U.S. stock indexes on Tuesday morning were facing selling pressure, giving up slight early gains, with the Nasdaq Composite and S&P 500 struggling to add to their longest win streaks in more than two years.
Investors were parsing a report on wholesale inflation and news that industrial conglomerate General Electric was planning on splitting into three separate companies.
- The Dow Jones Industrial Average fell 105 points, or 0.3%, to 36,331.
- The S&P 500 traded 6 points, or 0.1%, lower to reach around 4,695.
- The Nasdaq Composite Index retreated 26 points, or 0.2%, to about 15,955.
Though the advance was modest, S&P 500 on Monday scored its eighth straight gain, its longest winning streak since April 2019. The Dow, S&P 500, Nasdaq Composite and Russell 2000 all finished at record highs after the House of Representatives late Friday passed infrastructure spending legislation that is expected to be signed into law by President Joe Biden.
What’s driving the market?
The term “melt up” is increasingly being used to describe the action in stocks.

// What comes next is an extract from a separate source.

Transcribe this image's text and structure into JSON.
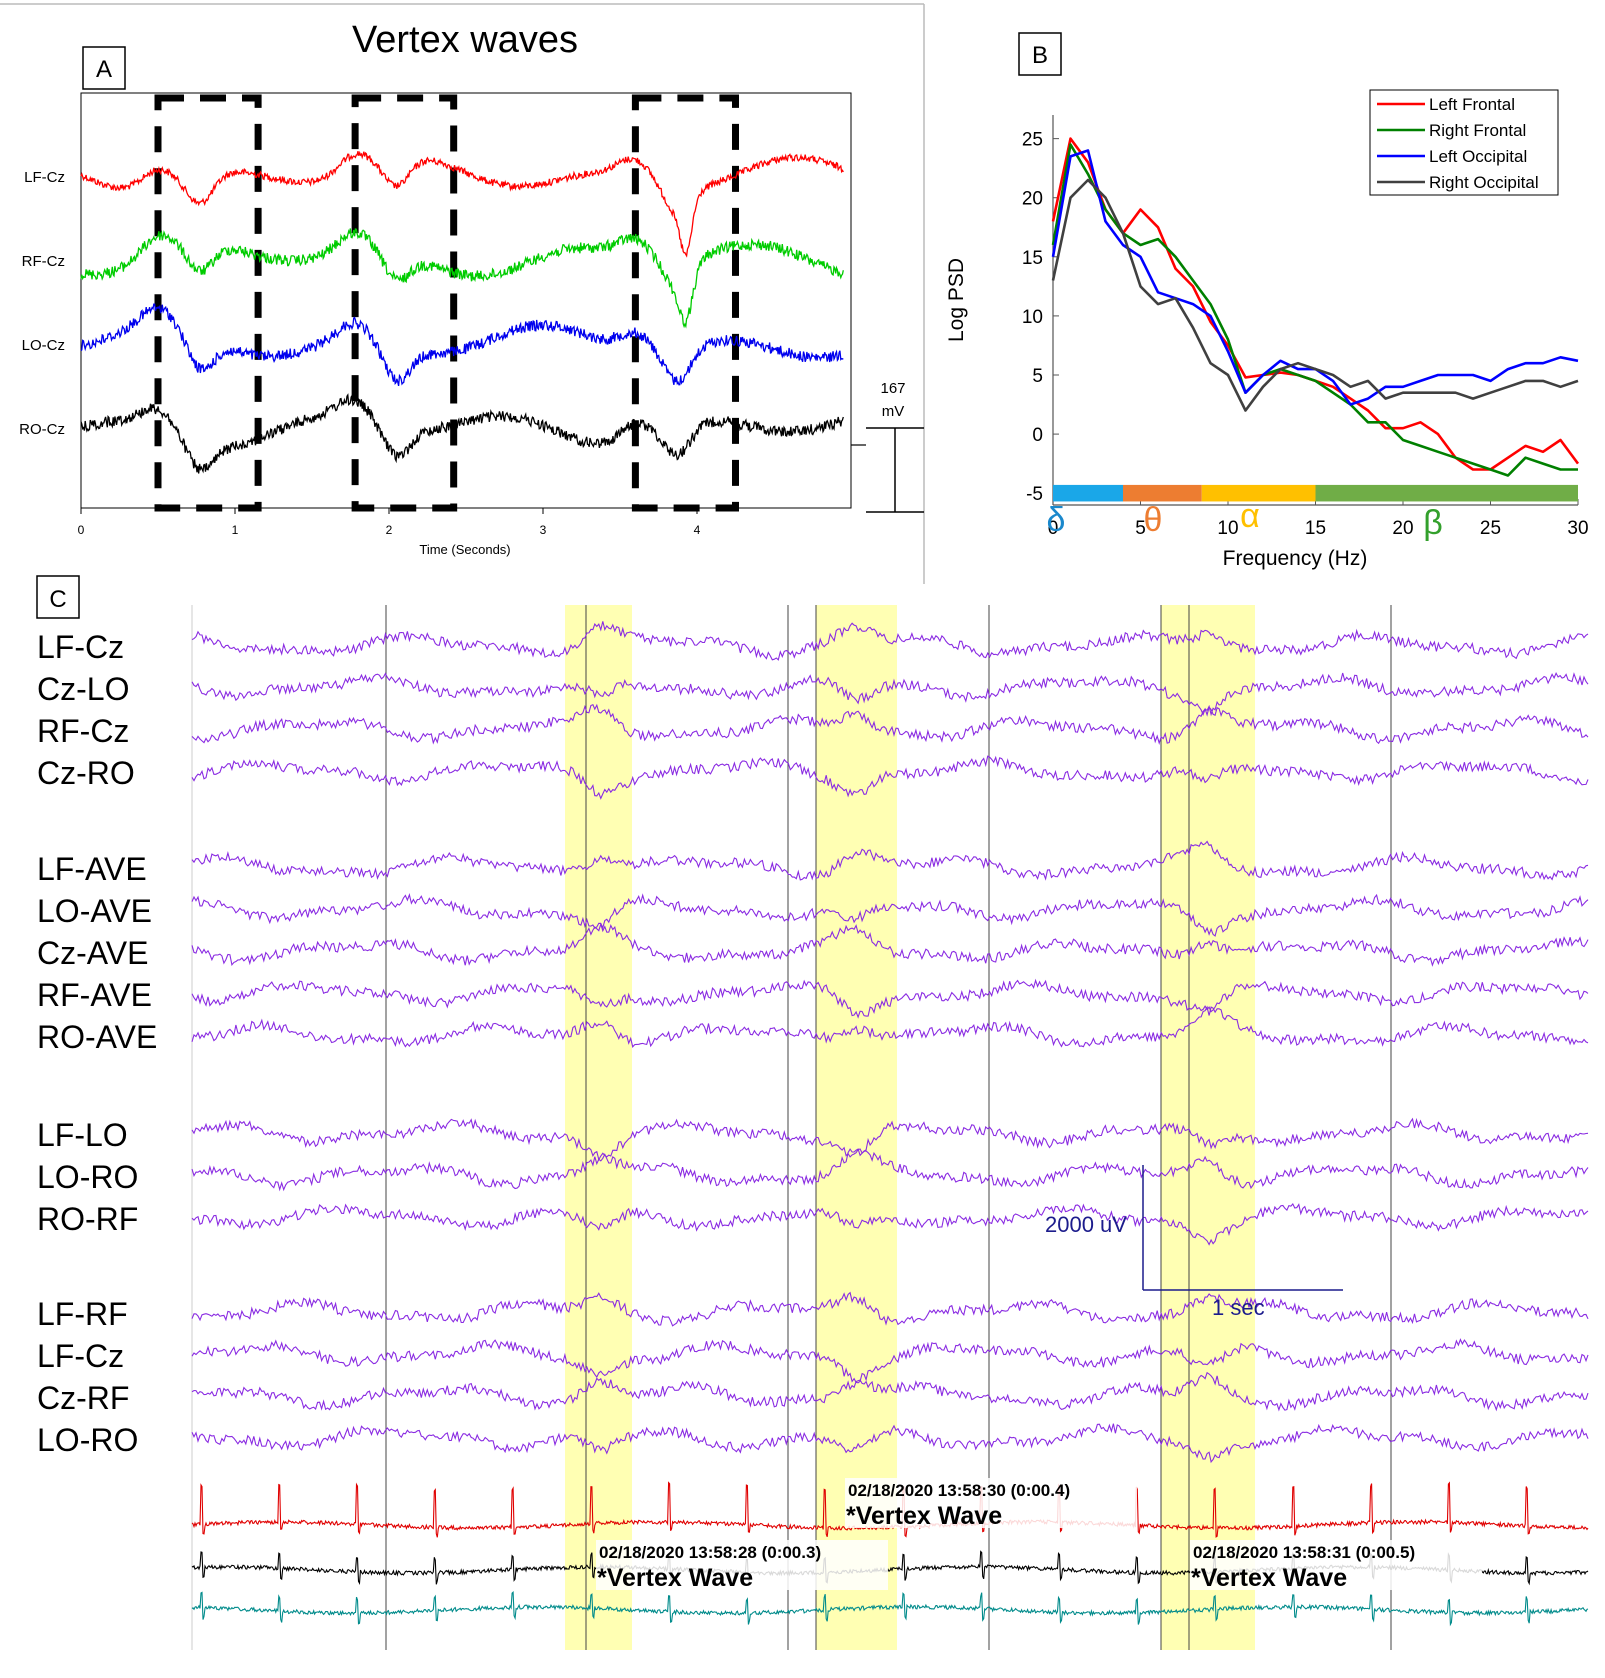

“As scary as these heights feel, the market continues trading well. We’ve been solidly overbought for weeks, yet buyers keep throwing even more money at these record highs,” said Jani Ziedins, who authors the Cracked Market blog.
The Federal Reserve’s twice-a-year financial stability report said valuation measures are high across most asset classes. It noted that stock prices relative to earnings forecasts are at the upper end of its historical distribution, and the yields on Treasury securities, corporate bonds and leverage loans are at low levels relative to their history.
Meanwhile, traders will have to consider the possibility of a change in leadership at the Federal Reserve, after Bloomberg News reported that Fed. Gov Lael Brainard interviewed for the role currently held by Jerome Powell. Powell’s still considered likely to be nominated to serve a second term as chairman.
U.S. stocks looked to remain under pressure Tuesday after the October producer-price index rose 0.6%, in line with expectations. The pace of wholesale inflation over the past 12 months was flat at 8.6%. That is the highest level since the index was reconfigured in 2009, and likely one of the highest readings since the early 1980s.
Earlier, the National Federation of Independent Business said its gauge of small-business confidence slipped by 0.8 points to 98.2 last month, its lowest reading since March.
Which companies are in focus?
- Shares of General Electric Co. were up 6% after the industrial conglomerate announced plans to split into three publicly traded companies.
- AMC Entertainment Holdings Inc. late Monday reported quarterly results that beat expectations across the board. Shares of the popular meme stock were down around 8%.
- Shares of Hertz Global Holdings Inc. were trading 5.5% loweron the Nasdaq Tuesday, after the car-rental company announced overnight that an upsized public offering of shares priced at the top end of the expected range. Hertz emerged from bankruptcy protection in July.
- PayPal Holdings Inc. shares were down 10% after the payments company fell short of expectations with its holiday-quarter outlook Monday, while also announcing a new arrangement with Amazon.com Inc. through which Venmo users will be able to use the service as a checkout option on the e-commerce giant’s platform.
- Shares of Roblox Corp. surged by about 30% after the social-gaming platform late Monday said its October performance would still top last year’s, despite a three-day outage over the Halloween weekend.
How are other markets faring?
- The yield on the 10-year Treasury note BX:TMUBMUSD10Y fell 5.4 basis points to 1.44%. Yields and debt prices move in opposite directions.
- The ICE U.S. Dollar Index, a measure of the currency against a basket of six major rivals, was off 0.1%.
- Oil futures edged higher, with the U.S. benchmark up 1.2% at $82.87 a barrel. Gold futures edged up 0.1% at $1,830.30 an ounce.
- The Stoxx Europe 600 edged up 0.1%, while London’s FTSE 100 was trading 0.2% lower.
- The Shanghai Composite and Hong Kong’s Hang Seng Index each rose 0.2%, while Japan’s Nikkei 225 fell 0.8%.